Private investors will have to stump up hundreds of billions of dollars and those costs will ultimately be recouped from consumers.
Even if the government manages to replace coal power with cheaper renewable generation without extra costs to consumers, manufacturing costs could still be driven up by the safeguard mechanism.
Each of the 215 companies captured under the mechanism create more than 100,000 tonnes of greenhouse gases a year, generating a total of 140 million tonnes of greenhouse gases. That’s 28 per cent of Australia’s annual emissions of 501.5 million tonnes.
Under Labor’s plan to tighten pollution caps, these companies have a range of options to cut their emissions, including using clean technology, emissions offsets or emissions capture. For example, an aluminium smelter could use technology to replace its gas-fired furnaces with renewable energy. A coal mine could capture the greenhouse emissions that are typically released into the atmosphere when a coal seam is tapped.

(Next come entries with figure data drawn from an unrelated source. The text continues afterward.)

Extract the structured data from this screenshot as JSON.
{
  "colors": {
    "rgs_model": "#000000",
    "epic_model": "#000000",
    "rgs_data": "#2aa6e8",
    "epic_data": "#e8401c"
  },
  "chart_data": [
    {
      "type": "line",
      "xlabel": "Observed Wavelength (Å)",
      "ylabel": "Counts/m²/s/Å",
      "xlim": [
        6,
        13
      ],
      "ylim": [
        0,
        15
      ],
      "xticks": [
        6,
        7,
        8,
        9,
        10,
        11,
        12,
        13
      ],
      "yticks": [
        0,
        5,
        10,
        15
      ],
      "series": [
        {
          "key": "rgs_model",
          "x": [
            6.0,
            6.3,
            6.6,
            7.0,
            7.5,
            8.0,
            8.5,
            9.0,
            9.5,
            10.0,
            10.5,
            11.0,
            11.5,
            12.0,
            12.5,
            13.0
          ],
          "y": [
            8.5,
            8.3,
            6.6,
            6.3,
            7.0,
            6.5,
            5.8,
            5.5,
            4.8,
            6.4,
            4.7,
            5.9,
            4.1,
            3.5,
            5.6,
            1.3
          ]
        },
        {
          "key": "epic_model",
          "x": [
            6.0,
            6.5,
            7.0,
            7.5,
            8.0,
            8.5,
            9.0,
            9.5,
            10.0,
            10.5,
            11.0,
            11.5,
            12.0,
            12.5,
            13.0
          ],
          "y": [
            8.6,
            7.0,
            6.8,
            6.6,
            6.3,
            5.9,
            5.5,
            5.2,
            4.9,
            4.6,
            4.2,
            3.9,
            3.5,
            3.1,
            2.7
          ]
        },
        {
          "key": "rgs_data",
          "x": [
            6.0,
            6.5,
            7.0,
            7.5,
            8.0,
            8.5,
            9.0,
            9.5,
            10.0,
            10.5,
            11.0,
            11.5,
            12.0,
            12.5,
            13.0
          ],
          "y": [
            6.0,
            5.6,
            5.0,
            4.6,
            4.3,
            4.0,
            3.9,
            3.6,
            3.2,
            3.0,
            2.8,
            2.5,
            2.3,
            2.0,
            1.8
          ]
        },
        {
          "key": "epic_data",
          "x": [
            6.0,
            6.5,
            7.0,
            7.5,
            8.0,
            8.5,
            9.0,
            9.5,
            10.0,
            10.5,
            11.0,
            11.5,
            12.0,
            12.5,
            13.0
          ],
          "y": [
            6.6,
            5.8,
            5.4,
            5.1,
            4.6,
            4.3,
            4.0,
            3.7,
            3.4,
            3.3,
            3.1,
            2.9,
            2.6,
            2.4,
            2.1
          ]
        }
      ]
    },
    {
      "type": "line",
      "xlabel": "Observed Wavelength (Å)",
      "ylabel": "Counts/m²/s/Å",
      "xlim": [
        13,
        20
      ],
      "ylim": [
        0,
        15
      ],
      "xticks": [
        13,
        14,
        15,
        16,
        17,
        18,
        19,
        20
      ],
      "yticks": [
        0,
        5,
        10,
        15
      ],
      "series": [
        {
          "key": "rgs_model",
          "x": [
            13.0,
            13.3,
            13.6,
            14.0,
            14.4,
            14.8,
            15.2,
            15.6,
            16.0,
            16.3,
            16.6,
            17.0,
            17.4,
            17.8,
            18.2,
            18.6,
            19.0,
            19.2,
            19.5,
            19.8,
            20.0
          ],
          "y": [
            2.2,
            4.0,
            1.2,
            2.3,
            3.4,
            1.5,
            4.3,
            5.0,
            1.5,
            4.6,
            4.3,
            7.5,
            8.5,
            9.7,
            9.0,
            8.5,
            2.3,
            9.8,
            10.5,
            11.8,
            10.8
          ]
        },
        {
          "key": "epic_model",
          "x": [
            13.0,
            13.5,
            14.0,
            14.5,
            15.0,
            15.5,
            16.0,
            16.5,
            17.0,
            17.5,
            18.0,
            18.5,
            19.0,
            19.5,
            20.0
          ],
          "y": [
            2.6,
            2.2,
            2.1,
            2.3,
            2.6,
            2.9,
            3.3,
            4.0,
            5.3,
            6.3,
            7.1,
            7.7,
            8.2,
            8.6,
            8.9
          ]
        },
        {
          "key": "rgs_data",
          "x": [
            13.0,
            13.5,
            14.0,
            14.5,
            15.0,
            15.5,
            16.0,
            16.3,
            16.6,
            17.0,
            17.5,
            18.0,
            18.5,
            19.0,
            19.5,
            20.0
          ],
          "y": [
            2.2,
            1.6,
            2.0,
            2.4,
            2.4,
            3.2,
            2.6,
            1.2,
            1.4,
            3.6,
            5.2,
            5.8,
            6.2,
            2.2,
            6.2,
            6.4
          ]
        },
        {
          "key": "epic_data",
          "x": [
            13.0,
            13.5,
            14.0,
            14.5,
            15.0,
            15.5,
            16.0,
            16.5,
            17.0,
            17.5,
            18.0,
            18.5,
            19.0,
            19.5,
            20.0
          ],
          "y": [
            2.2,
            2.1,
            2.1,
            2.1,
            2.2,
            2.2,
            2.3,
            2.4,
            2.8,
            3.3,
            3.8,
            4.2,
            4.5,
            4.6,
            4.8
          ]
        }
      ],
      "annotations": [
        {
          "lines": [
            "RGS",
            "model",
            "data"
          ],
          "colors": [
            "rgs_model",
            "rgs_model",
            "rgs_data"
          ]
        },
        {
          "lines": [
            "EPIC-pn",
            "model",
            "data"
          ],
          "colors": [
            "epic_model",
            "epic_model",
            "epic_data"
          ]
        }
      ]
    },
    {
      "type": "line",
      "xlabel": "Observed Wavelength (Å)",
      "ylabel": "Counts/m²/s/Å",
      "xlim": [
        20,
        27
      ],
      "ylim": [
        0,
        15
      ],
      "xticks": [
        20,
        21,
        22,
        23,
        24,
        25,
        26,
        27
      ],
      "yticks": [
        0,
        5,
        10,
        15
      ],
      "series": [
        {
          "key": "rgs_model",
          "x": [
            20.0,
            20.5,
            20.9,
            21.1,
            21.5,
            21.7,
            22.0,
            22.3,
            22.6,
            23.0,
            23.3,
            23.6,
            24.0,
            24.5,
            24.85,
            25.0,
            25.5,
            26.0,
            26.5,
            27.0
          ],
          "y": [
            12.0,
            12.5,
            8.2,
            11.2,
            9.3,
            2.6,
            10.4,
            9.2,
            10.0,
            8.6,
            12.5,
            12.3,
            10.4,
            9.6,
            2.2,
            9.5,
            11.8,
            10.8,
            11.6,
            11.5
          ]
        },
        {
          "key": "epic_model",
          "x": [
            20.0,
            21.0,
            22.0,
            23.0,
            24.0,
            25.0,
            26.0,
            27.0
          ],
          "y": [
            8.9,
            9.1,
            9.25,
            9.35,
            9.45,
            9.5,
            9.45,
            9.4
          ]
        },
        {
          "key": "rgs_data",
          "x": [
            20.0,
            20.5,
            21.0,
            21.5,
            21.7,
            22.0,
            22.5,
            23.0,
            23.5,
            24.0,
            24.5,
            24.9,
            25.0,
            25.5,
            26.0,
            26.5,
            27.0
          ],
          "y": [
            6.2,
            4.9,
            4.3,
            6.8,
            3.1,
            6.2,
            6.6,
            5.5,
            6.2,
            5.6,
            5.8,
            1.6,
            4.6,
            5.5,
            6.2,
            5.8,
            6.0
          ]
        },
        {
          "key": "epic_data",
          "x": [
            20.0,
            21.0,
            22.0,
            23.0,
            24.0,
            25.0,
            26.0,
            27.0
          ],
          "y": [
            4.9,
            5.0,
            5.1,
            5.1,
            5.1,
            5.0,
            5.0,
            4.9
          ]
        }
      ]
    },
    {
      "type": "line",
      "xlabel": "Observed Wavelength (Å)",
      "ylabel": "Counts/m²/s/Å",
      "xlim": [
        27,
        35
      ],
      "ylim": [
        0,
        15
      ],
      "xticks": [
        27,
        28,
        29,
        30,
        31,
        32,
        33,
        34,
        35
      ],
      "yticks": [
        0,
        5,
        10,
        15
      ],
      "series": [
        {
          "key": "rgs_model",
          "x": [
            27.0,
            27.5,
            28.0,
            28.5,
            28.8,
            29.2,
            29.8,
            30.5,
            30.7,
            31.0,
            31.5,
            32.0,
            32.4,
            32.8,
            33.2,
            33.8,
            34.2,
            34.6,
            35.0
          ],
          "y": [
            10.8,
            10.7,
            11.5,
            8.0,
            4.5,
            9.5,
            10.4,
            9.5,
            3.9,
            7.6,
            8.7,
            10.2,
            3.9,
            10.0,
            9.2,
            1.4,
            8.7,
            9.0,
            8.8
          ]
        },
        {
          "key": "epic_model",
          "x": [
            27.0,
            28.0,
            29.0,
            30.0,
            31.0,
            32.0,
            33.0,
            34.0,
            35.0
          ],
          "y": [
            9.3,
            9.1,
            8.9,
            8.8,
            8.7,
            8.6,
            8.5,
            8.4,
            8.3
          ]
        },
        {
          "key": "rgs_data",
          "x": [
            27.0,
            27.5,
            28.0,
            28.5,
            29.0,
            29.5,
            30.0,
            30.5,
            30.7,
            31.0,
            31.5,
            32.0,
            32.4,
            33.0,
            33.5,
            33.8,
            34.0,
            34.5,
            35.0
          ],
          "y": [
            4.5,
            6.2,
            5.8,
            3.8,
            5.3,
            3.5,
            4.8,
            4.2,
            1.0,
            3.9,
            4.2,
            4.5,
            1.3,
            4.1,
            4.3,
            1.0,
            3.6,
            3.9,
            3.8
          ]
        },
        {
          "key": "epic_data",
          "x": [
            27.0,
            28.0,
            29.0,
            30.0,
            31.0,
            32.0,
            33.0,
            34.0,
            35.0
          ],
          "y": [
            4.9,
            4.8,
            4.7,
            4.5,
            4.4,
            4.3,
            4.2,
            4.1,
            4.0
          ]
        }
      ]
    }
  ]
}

The other option is for a company to buy carbon credits, which are currently trading at more than $30 a tonne, to offset emissions.
Labor promised during the May election campaign there would be exemptions for trade-exposed industries that compete with international companies operating from jurisdictions that don’t impose emissions caps.
Consultation on the details of the safeguard mechanism is set to start as soon as this month, and it’s more than likely that many companies will ask the government for easier emissions reduction targets than their competitors.